Desmoid Tumor of the Abdominal Wall: What to Do When Active Surveillance Fails
Clinical Scenario
This protocol addresses patients with a desmoid tumor located in the abdominal wall in whom active surveillance has not been sufficient to control the lesion. Abdominal wall desmoid tumors are among the most suitable sites for intervention when continuous progression occurs, making the step beyond surveillance particularly important to manage correctly.
Why This Protocol Is Triggered
Prior approach: Active surveillance with regular clinical and imaging follow-up did not achieve its targets — specifically, stable tumor size on imaging and the absence of tumor growth at multiple consecutive follow-up appointments. Failure to hold these thresholds is the condition that escalates management to this next line.

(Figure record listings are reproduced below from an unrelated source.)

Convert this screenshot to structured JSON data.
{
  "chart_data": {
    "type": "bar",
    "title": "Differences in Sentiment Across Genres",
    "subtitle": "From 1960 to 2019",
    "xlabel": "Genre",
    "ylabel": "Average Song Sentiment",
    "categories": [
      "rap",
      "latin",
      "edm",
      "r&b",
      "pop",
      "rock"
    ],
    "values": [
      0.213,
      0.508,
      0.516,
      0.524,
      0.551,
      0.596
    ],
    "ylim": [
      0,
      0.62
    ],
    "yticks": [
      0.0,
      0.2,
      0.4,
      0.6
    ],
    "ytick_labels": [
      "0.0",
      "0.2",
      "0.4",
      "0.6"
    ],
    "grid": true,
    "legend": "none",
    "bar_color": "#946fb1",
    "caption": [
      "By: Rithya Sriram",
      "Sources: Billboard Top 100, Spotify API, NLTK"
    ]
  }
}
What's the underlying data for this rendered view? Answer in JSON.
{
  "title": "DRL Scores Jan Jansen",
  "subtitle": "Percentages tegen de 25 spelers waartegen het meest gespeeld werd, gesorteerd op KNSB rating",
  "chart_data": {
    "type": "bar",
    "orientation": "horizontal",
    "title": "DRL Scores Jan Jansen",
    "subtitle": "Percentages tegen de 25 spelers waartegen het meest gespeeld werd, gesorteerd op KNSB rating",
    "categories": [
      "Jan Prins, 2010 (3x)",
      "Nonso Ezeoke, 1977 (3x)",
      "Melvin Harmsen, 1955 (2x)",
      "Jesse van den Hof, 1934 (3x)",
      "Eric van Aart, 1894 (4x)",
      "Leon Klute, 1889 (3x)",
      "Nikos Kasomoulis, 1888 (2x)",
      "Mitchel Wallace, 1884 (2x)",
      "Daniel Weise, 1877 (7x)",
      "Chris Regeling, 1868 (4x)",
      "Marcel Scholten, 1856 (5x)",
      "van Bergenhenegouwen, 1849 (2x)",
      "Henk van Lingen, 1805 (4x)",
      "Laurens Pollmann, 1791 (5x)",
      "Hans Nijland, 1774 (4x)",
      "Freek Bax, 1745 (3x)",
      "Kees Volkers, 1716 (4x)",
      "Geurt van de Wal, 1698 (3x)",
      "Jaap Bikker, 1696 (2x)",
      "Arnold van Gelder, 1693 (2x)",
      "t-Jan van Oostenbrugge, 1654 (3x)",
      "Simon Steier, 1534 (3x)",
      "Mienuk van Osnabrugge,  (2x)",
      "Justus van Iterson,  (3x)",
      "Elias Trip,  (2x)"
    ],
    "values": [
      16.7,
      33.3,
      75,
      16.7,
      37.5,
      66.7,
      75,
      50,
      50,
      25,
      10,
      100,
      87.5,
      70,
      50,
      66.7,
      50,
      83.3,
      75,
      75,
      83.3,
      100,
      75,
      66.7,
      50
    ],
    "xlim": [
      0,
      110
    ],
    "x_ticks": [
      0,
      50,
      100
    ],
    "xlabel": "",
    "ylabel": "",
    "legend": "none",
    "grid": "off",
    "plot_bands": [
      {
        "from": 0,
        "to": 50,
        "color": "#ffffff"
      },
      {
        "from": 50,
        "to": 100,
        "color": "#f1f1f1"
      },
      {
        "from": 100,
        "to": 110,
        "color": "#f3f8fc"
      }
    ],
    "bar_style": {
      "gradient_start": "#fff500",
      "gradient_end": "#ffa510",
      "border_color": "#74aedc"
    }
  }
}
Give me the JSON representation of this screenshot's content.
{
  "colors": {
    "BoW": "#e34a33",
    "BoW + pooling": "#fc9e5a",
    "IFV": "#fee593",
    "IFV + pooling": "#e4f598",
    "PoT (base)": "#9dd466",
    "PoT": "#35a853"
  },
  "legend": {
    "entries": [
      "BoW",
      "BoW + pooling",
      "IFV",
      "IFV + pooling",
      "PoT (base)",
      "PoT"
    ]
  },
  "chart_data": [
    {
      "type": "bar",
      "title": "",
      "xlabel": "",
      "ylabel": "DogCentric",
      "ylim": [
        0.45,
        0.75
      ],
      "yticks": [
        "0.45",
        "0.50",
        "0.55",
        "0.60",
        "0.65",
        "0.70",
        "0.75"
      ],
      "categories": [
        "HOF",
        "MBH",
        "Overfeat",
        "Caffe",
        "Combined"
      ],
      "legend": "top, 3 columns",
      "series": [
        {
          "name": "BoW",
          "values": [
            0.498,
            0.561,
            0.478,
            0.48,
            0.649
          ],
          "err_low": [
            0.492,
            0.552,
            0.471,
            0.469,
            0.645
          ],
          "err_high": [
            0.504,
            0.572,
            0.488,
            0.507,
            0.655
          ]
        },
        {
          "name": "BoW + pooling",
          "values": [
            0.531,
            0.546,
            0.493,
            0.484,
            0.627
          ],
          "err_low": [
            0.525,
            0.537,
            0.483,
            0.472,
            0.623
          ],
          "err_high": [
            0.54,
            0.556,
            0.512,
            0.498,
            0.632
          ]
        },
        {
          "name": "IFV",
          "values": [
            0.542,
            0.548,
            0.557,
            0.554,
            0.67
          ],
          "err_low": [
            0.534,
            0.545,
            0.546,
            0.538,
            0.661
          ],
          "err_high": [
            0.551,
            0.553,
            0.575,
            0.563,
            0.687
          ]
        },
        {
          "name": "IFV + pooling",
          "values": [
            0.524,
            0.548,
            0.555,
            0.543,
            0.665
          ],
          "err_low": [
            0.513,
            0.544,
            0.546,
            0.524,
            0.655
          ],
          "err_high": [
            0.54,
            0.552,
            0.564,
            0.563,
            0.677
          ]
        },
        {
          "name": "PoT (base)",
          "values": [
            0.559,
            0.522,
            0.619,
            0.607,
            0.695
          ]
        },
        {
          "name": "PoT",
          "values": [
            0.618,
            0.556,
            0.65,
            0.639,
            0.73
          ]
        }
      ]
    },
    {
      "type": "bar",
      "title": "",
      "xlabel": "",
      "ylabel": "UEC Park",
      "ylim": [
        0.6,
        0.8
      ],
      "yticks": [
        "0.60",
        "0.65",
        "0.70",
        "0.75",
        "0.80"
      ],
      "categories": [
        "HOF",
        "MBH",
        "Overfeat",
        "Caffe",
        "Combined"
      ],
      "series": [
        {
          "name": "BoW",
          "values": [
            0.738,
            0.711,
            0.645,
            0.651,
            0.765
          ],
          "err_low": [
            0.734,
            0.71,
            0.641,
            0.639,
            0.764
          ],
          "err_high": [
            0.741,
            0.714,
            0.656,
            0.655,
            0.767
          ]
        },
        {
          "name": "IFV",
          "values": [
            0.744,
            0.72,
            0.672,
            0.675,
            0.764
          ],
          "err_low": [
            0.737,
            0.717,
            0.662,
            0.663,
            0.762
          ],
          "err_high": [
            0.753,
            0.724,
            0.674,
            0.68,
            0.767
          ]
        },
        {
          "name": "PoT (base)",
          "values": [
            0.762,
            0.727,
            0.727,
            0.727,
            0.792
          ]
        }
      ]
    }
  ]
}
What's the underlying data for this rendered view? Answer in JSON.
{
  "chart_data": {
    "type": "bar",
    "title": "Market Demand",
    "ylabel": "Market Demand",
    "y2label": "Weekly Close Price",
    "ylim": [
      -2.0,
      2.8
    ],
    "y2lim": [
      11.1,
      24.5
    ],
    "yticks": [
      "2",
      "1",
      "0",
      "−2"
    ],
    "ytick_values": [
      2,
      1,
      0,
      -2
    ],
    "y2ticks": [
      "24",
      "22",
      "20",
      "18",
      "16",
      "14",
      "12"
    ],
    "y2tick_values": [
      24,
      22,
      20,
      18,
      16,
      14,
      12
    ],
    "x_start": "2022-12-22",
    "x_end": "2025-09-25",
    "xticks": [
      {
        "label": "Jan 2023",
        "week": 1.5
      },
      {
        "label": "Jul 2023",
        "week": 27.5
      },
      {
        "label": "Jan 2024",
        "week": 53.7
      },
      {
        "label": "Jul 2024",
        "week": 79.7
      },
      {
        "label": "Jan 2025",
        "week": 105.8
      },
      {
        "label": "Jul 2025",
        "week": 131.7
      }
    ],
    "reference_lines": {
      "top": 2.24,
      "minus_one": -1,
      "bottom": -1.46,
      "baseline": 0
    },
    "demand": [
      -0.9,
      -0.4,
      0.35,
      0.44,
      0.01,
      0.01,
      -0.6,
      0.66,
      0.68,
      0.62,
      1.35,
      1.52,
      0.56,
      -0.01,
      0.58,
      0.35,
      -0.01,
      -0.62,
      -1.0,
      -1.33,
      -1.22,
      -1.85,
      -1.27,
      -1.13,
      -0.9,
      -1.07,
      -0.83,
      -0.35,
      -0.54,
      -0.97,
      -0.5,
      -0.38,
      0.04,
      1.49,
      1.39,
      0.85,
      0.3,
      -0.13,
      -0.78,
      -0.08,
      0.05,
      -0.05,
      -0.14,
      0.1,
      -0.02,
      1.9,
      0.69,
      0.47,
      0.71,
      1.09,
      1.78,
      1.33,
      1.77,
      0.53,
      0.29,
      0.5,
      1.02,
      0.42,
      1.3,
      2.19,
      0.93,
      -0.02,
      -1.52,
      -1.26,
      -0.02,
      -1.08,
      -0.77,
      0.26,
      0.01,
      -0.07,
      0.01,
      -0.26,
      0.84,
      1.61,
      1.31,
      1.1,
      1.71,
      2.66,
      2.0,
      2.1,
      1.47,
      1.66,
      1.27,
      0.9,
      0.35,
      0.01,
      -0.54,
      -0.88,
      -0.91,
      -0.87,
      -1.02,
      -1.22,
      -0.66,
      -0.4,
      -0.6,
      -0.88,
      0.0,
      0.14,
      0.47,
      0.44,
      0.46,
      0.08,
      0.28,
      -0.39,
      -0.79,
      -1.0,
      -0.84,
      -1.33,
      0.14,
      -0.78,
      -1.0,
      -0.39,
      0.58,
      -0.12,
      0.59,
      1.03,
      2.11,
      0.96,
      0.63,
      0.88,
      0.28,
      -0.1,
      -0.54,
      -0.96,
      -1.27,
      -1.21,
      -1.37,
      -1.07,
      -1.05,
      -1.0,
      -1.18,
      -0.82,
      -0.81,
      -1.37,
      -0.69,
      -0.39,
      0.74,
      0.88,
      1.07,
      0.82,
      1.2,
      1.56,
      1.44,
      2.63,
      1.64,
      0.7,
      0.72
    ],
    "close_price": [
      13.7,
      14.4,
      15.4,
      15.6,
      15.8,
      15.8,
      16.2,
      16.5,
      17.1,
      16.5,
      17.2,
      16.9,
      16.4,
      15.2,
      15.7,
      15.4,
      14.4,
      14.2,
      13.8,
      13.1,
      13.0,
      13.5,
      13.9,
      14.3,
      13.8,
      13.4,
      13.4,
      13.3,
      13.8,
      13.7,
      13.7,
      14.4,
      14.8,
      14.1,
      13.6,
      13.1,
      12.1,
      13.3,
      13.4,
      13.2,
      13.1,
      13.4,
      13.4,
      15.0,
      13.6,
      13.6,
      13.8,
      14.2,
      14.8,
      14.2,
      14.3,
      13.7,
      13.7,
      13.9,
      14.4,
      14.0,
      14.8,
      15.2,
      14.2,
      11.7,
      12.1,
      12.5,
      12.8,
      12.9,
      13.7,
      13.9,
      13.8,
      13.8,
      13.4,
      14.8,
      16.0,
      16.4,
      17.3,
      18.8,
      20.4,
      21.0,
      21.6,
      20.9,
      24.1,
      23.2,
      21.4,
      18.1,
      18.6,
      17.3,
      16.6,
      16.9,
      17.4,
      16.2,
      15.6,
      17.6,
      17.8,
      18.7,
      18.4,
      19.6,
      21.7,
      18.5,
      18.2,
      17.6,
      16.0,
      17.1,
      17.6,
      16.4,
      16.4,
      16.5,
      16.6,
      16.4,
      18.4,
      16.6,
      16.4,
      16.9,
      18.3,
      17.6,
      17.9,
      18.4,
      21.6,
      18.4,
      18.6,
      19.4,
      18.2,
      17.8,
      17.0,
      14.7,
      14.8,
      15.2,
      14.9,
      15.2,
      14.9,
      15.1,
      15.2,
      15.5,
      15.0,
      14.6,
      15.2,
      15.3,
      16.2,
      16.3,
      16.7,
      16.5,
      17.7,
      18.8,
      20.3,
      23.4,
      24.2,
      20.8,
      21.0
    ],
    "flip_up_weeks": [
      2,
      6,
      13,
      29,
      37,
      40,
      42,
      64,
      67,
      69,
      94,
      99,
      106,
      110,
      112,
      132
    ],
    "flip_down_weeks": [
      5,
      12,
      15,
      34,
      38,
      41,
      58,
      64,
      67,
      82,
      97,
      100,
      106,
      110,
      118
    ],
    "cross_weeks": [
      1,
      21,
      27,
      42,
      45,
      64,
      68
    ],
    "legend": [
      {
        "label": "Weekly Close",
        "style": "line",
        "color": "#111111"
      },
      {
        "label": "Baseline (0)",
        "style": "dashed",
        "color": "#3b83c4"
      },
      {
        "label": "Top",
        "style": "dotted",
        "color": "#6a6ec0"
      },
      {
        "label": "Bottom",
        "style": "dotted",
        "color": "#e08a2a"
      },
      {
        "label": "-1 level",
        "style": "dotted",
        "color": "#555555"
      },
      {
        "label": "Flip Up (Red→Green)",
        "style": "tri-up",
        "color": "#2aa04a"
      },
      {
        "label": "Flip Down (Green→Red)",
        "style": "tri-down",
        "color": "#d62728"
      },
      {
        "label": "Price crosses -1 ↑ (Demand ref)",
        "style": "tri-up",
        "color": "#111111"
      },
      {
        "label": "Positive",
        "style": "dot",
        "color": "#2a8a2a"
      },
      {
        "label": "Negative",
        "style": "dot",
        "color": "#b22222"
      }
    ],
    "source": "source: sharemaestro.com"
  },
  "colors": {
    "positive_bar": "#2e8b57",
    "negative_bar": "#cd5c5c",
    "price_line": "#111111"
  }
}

Treatment Approach (Partial Overview)
Once surveillance is no longer adequate, intervention options for abdominal wall desmoid tumor span surgical, local ablative, and systemic medical approaches — selected according to the extent and behaviour of the lesion. The complete sequencing, eligibility criteria, and specific agents are defined in the full protocol.
Treatment Goals
- Absence of disease progression on imaging at 6 months
- Tumor size stability or reduction
- Improved pain and functional status
References
DOI: 10.1001/jamaoncol.2024.1805
- Superficial sites of disease represent the best indications for surgery in cases of continuous progression, particularly in abdominal wall DT.
- If complete resection is feasible, it can be well tolerated if the reconstruction is performed optimally, and future pregnancies are possible even with a prosthetic mesh repair.
- Cryotherapy may also be considered before surgery.
- Given its safety profile, nirogacestat may well become the first-line treatment for DTs when an active medical treatment is indicated.
- Until recently, systemic treatment options for DT consisted of only tyrosine kinase inhibitors, such as sorafenib (high quality of evidence according to GRADE) and pazopanib (very low quality of evidence according to GRADE); low-dose (very low quality of evidence according to GRADE) or conventional chemotherapeutic regimens (very low quality of evidence according to GRADE), including low-dose chemotherapy with methotrexate and/or vinorelbine administered intravenously or orally; and liposomal doxorubicin, as outlined in the 2020 consensus guideline.
- The consensus of the Desmoid Tumor Working Group was that for most of the available treatments, a course of at least 6 months is required (provided there is absence of frank progression) prior to assessing effectiveness.